This position is offered through the ANU Computing Internship courses (COMP4820 / COMP8830).
Semester 2, 2026 applications open on Monday 18th May 2026 and close on Sunday 31st May 2026.
Company
Clairva.ai is a Singapore-incorporated startup building licensed video and audio data infrastructure for multimodal AI training. We source content from global media libraries and commission specialised video data collection, then produce annotated datasets that meet Tier-1 ingestion standards for foundation-model labs and dataset platforms. We prioritise rights-cleared provenance and high-quality annotation pipelines.
Project
Clairva.ai is a Singapore startup working with licensed video and audio data for multimodal AI training. The next wave of robot learning uses neuromorphic event cameras. These include Prophesee GenX320, Sony IMX636, and iniVation DAVIS346. Event cameras are asynchronous and have microsecond latency. They are used in high-speed manipulation, drones, and reactive RL. Research papers using event-stream data for reinforcement learning have grown sharply since 2023.
In this placement you will produce a written research brief with citations. Your brief will map the current state of event-camera data for robotics and RL. It should also explore how event streams relate to existing video-annotation schemas.
- You will survey current commercial event-camera sensors.
- Survey public event-camera datasets. Examples are DSEC, MVSEC, M3ED, N-CARS, EventVLAD, and V2E-simulated streams.
- Scan 15 to 20 recent papers from 2023 to 2026. These should use event-stream input for RL, imitation learning, or world-model training.
- Sketch how event streams could fit existing video-annotation schemas.
- Map the research community working in this area.
- Write a structured set of findings and open questions.
Required technical skills
Required skills are strong literature-search and synthesis abilities. Python 3.10+ for any small exploratory scripts is needed.
Comfort reading robotics and computer-vision papers is expected.
Preferred skills are prior coursework in robotics, computer vision, or reinforcement learning. Familiarity with the broad ML research field is a plus.
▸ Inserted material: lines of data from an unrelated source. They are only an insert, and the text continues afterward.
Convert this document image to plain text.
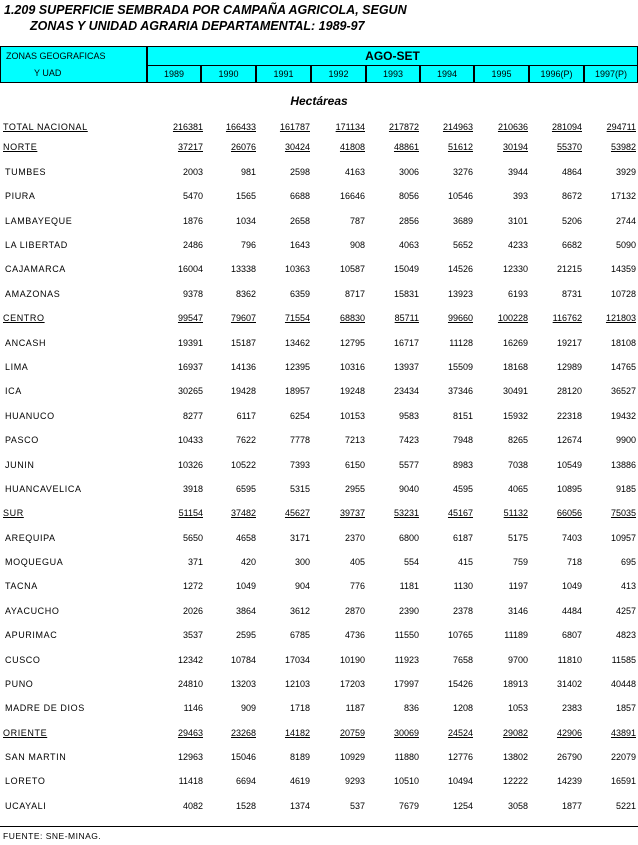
1.209 SUPERFICIE SEMBRADA POR CAMPAÑA AGRICOLA, SEGUN
ZONAS Y UNIDAD AGRARIA DEPARTAMENTAL: 1989-97
ZONAS GEOGRAFICAS
Y UAD
AGO-SET
1989	1990	1991	1992	1993	1994	1995	1996(P)	1997(P)
Hectáreas
TOTAL NACIONAL	216381	166433	161787	171134	217872	214963	210636	281094	294711
NORTE	37217	26076	30424	41808	48861	51612	30194	55370	53982
TUMBES	2003	981	2598	4163	3006	3276	3944	4864	3929
PIURA	5470	1565	6688	16646	8056	10546	393	8672	17132
LAMBAYEQUE	1876	1034	2658	787	2856	3689	3101	5206	2744
LA LIBERTAD	2486	796	1643	908	4063	5652	4233	6682	5090
CAJAMARCA	16004	13338	10363	10587	15049	14526	12330	21215	14359
AMAZONAS	9378	8362	6359	8717	15831	13923	6193	8731	10728
CENTRO	99547	79607	71554	68830	85711	99660	100228	116762	121803
ANCASH	19391	15187	13462	12795	16717	11128	16269	19217	18108
LIMA	16937	14136	12395	10316	13937	15509	18168	12989	14765
ICA	30265	19428	18957	19248	23434	37346	30491	28120	36527
HUANUCO	8277	6117	6254	10153	9583	8151	15932	22318	19432
PASCO	10433	7622	7778	7213	7423	7948	8265	12674	9900
JUNIN	10326	10522	7393	6150	5577	8983	7038	10549	13886
HUANCAVELICA	3918	6595	5315	2955	9040	4595	4065	10895	9185
SUR	51154	37482	45627	39737	53231	45167	51132	66056	75035
AREQUIPA	5650	4658	3171	2370	6800	6187	5175	7403	10957
MOQUEGUA	371	420	300	405	554	415	759	718	695
TACNA	1272	1049	904	776	1181	1130	1197	1049	413
AYACUCHO	2026	3864	3612	2870	2390	2378	3146	4484	4257
APURIMAC	3537	2595	6785	4736	11550	10765	11189	6807	4823
CUSCO	12342	10784	17034	10190	11923	7658	9700	11810	11585
PUNO	24810	13203	12103	17203	17997	15426	18913	31402	40448
MADRE DE DIOS	1146	909	1718	1187	836	1208	1053	2383	1857
ORIENTE	29463	23268	14182	20759	30069	24524	29082	42906	43891
SAN MARTIN	12963	15046	8189	10929	11880	12776	13802	26790	22079
LORETO	11418	6694	4619	9293	10510	10494	12222	14239	16591
UCAYALI	4082	1528	1374	537	7679	1254	3058	1877	5221
FUENTE: SNE-MINAG.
Basic awareness of hardware specifications also helps
Required/preferred professional and other skills
Required skills are excellent technical writing for a non-academic audience. The student should produce executive-summary-quality output. Structured note-taking and citation management are needed. Clear synthesis of conflicting sources is expected. Preferred skills are prior experience writing literature reviews or technical reports.
Delivery Mode
Hybrid
Student location
Project’s Special Requirements/ Conditions
None
Type of internship
Unpaid
How to apply
Applications are invited from eligible students to apply for the Computing Internship courses COMP4820 or COMP8830. Eligibility details of COMP4820 / COMP8830 and further information about the Computing Internship can be found on the Computing Internship page.
Eligible students can apply through the Computing Internship application form which will be available via the Computing Internship page between Monday 18th May 2026 and close on Sunday 31st May 2026.
You can nominate multiple preferred Internship projects and host organisations through the one online application form.
Eligibility and room available in degree to undertake COMP4820/COMP8830 will be assessed at the time of application. If you do not meet the eligibility criteria or do not have room in your degree to fit COMP4820/COMP8830, your application will not be progressed.
Your application will require you to upload the following documents:
- an updated copy of your resume, and
- an expression of interest (limit 350 words) for each organisation you wish to apply to (organisations with multiple projects may only submit one expression of interest, so state clearly which project/s you wish to be considered for).